Billy had mixed feelings about forsaking the diploma, because he knew his m
other’s heart would be broken. She knew he was a smart kid and wanted him to go to college. To fail to graduate was an aberration in middle-class Hicksville. She worried about his future.
Billy says, “I knew that it would hurt her, and she’d had a tough enough time as it was, because she was a single mother. She couldn’t get good jobs. We were the poor family on the block. But I didn’t give a rat’s ass. I even said, ‘I’m not going to go to Columbia University. I’m going to Columbia Records. I don’t need any more of this. Summer school? I’m not going to put one more day into this penal institution, because I hate it.’ ”
Once Billy was in a working band, an irrevocable life change occurred: “I knew I was going to be a musician. I didn’t exactly know how I was going to make a living at it, whether it was writing, playing, recording, being a session guy, or being part of the band, I didn’t know, but that’s what I was going to do.

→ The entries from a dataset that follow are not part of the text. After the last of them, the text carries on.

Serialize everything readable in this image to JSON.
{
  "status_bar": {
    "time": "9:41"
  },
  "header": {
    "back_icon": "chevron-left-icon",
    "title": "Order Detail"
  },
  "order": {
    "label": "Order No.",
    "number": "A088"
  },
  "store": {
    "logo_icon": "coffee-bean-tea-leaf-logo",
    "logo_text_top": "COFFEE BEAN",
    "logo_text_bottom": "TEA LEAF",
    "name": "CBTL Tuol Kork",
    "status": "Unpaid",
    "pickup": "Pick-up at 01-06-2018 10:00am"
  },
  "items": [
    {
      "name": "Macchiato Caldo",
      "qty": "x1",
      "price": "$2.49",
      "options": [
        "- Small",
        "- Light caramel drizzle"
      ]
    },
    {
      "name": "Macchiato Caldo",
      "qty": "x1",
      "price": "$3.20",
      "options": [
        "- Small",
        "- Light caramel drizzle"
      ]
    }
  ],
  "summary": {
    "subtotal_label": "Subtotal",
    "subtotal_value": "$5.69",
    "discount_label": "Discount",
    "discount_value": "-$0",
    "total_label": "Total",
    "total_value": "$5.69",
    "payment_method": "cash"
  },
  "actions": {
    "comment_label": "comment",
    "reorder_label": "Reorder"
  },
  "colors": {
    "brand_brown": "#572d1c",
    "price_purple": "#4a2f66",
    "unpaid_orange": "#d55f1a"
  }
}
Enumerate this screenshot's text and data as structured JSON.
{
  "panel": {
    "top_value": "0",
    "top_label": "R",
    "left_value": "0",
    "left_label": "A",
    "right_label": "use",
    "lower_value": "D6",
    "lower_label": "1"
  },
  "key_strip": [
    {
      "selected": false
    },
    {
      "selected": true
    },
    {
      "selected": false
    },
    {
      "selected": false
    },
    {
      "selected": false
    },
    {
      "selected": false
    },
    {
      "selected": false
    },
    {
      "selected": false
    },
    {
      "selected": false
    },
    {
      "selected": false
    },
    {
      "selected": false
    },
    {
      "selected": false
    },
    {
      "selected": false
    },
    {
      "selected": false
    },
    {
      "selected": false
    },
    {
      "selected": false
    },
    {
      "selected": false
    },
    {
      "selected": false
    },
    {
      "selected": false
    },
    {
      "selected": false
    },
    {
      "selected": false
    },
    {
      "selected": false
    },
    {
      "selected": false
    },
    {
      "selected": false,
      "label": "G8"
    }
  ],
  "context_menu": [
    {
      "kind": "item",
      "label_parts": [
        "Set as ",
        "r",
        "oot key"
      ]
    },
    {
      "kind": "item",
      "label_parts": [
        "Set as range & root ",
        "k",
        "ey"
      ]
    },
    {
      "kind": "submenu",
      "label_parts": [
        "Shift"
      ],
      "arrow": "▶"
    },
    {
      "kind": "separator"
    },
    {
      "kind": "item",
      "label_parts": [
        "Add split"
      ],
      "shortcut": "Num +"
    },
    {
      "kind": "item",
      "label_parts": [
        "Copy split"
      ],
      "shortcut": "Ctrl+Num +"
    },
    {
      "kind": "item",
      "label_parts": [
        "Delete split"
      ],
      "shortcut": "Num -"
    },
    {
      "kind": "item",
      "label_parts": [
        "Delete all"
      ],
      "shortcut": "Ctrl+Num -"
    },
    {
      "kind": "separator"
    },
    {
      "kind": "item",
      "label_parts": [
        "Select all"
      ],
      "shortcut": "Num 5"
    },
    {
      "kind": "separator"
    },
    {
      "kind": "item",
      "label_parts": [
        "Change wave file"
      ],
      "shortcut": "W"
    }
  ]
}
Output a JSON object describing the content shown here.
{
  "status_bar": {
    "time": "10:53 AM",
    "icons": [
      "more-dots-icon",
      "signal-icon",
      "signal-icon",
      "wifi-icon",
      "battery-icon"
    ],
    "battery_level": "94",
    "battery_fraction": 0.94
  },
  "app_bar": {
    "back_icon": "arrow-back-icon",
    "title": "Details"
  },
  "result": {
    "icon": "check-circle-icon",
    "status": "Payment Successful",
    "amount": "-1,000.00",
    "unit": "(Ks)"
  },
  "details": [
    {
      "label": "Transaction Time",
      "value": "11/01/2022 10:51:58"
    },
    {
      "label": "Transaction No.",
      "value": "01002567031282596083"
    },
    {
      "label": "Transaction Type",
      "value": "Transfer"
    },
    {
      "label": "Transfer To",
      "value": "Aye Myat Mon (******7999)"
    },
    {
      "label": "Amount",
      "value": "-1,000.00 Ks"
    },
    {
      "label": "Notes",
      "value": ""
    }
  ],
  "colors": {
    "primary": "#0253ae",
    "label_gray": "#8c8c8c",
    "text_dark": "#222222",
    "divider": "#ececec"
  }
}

“I remember one night on a road trip in 1986, in some hotel room, I was moved to write my mom about what her loyalty and persistence and inspiration had meant to me. A few days later came the first of two letters in which she returned the sentiments. I was really touched by them.”
“God,” Roz wrote, “I enjoyed being your mother. I was so lucky. I had a ray of sunshine living right in my own house.” The letter continued:
And it didn’t take anything big to “turn you on.” You were so appreciative of the smallest things. A new map for your room—“Wow!” A new plaid shirt. “Gee—neato!” Books brought home from the library. “Hey, great!” A plate of spaghetti—“Hot dog.” We never had any money, but we communicated, we laughed, we cried, we celebrated holidays, birthdays, picnics, shows, concerts, friends, grandpas, grandmas, aunts. We were a family who were there for each other when times were good or bad. And your laughter and your music and your enthusiasm brought so much life to that little house in Hicksville. Between you and Judy and me and our pets, it was a home, and no money in the world could buy that pleasure I had from knowing the joy of living in that home with those fabulous kids. The quiet was deafening when you left.